Wednesday, November 3, 2010

Ashed Rain


Merapi may not have officially erupted today but the volcano sent up several large ash clouds and we finally got a taste of the mountain this afternoon here in my corner of South Magelang. A short, insistent afternoon shower brought with it a wet coating of ash on everything outside my window. The classroom roof kitty-corner across the parking lot, the fat-leaved trees straightaway down the drive, the sandy parking lot itself, turned from red-brown to white-gray in minutes. I stepped out to take some pictures and the rain splat on my arms and head. Dirty rain, dark on the skin, light when it dries. My forearms and blue t-shirt speckled like a painter's.

Eleventh-graders wash down an ashed bike.

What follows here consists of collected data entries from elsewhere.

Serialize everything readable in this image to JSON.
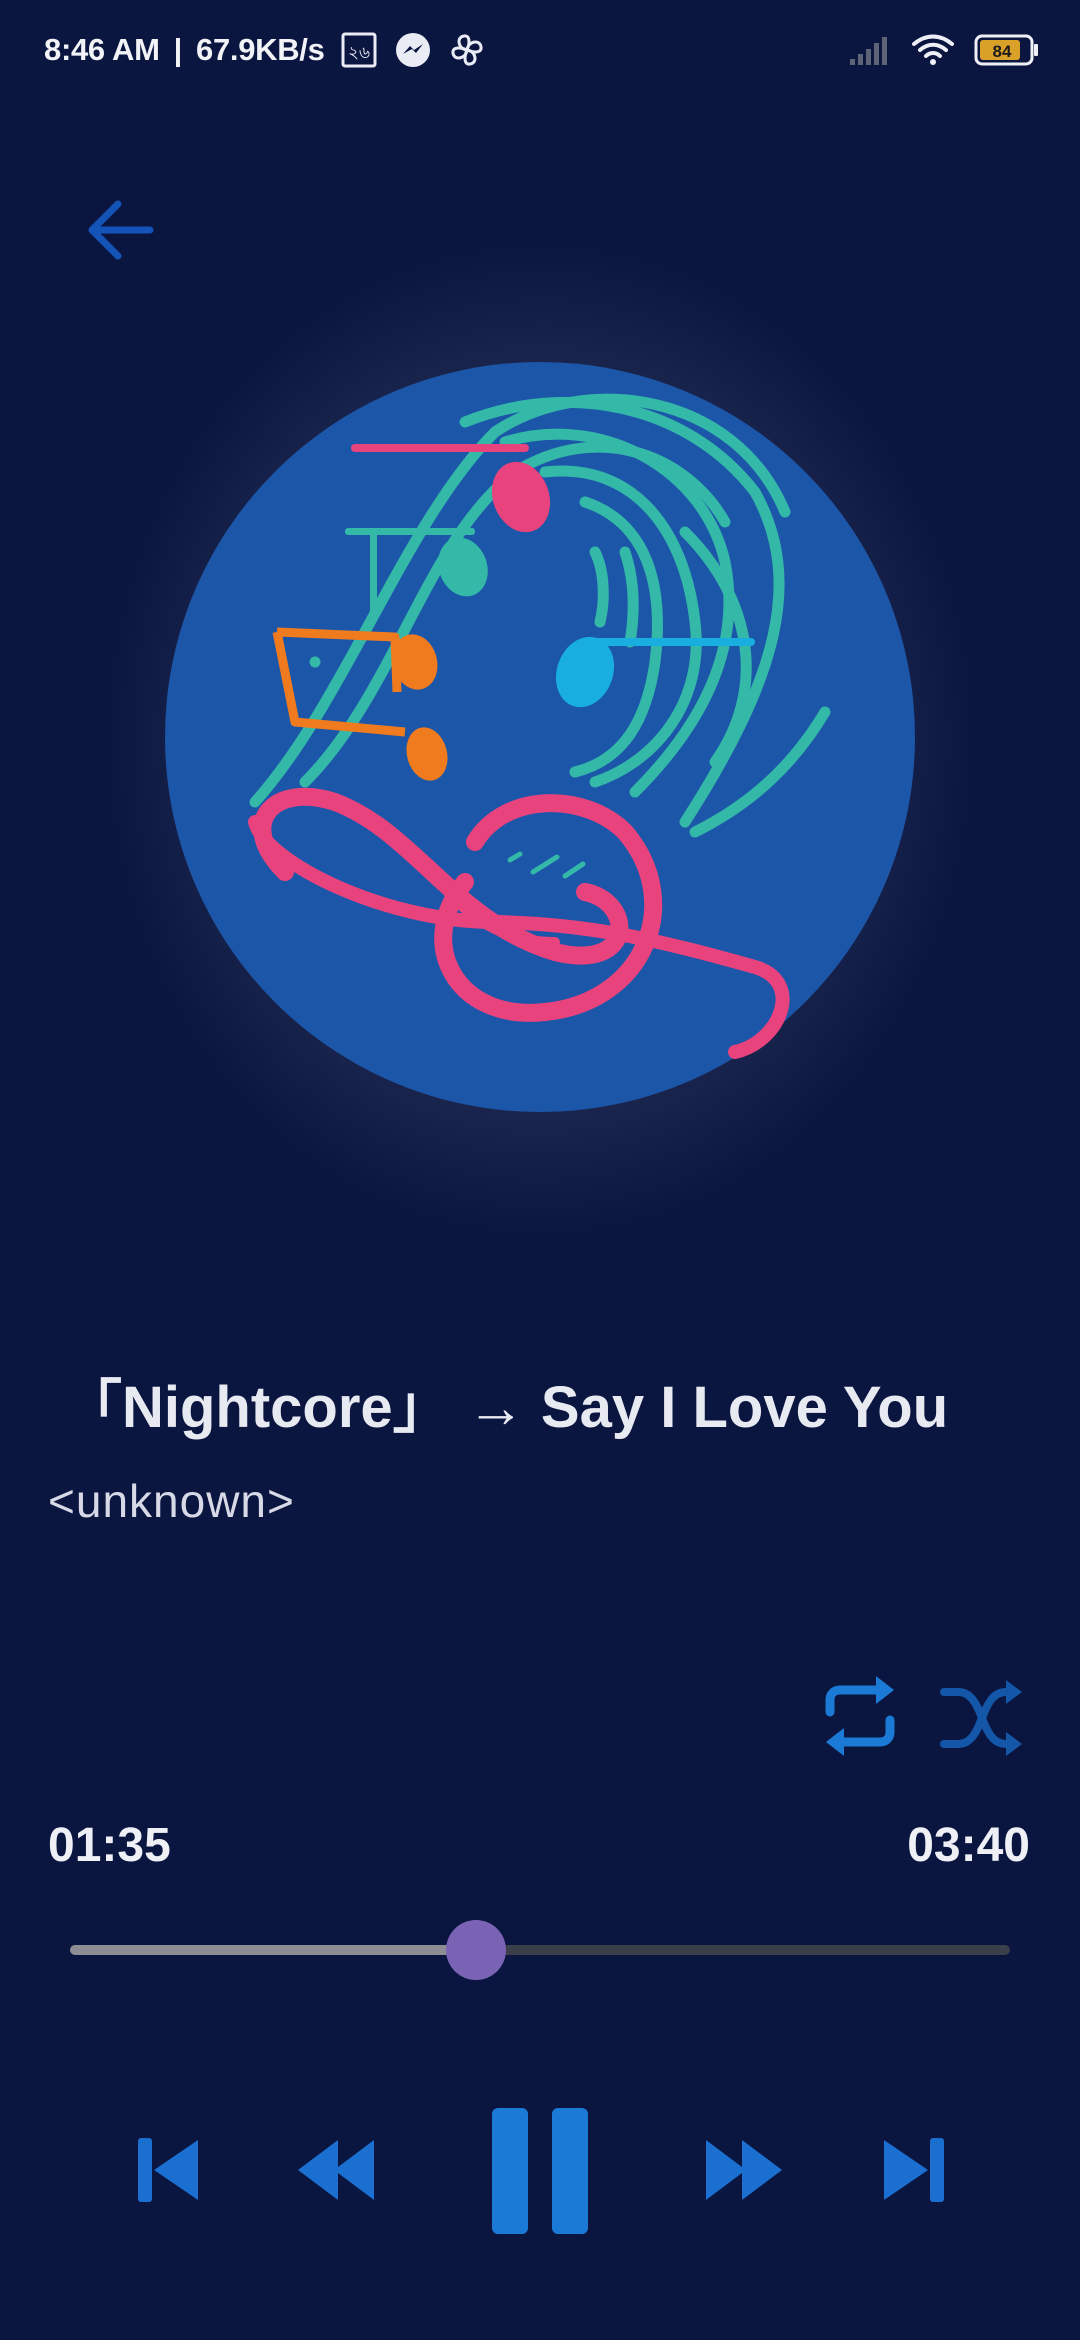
{
  "status_bar": {
    "time": "8:46 AM",
    "speed": "67.9KB/s",
    "notification_badge": "২৬",
    "battery_level": "84"
  },
  "track": {
    "title": "「Nightcore」 → Say I Love You",
    "artist": "<unknown>"
  },
  "playback": {
    "current_time": "01:35",
    "total_time": "03:40",
    "progress_fraction": 0.432
  },
  "icons": {
    "back": "arrow-left-icon",
    "repeat": "repeat-icon",
    "shuffle": "shuffle-icon",
    "skip_previous": "skip-previous-icon",
    "rewind": "rewind-icon",
    "pause": "pause-icon",
    "fast_forward": "fast-forward-icon",
    "skip_next": "skip-next-icon"
  },
  "colors": {
    "background": "#0a1540",
    "accent_blue": "#1a7ad6",
    "seek_thumb": "#7a63b5",
    "album_circle": "#1c56a8"
  }
}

Volcanologists quoted in today's paper said Merapi could conceivably keep this up for two more months: (http://tinyurl.com/27c6uhb). That's bad news for the people waiting in those temporary shelters inside high school auditoriums and at tent camps like the one in Sawangan for permission to return to their homes. Two months of sleeping on the floor or the ground--they had no cots at either shelter I visited last week, just blankets and thin sleeping pads--without access to their homes or farms or livestock. Two months of dirty rain, sometimes several times a day.

UPDATE: The roads tonight were a mess. Turns out wet volcanic ash is about as slick as black ice, and it has a roadway consistency something like slush. When I first turned the corner near my house tonight and saw the road stretch out with fresh, wet tire tracks leading out into the dark, it felt a little like home: Hitting the roads after a good snow, before the plows are out. But then I'm not usually hitting those roads on two wheels, exposed to all elements.

The bike was tippy and fishtaily and not at all fun to ride. At red lights, I'd put my foot down and it would just keep going--slipping out and away, unable to plant. The rain came lazily but left streaks on my visor, grit in my teeth. I was soon sorry I'd gone out. As the rain let up and traffic picked up, some roads dried up quickly. Good for traction but in some ways worse--at least the water holds the ash down. Dry, it is in your eyes and into your lungs, burning both. Not like snow. Not for fun.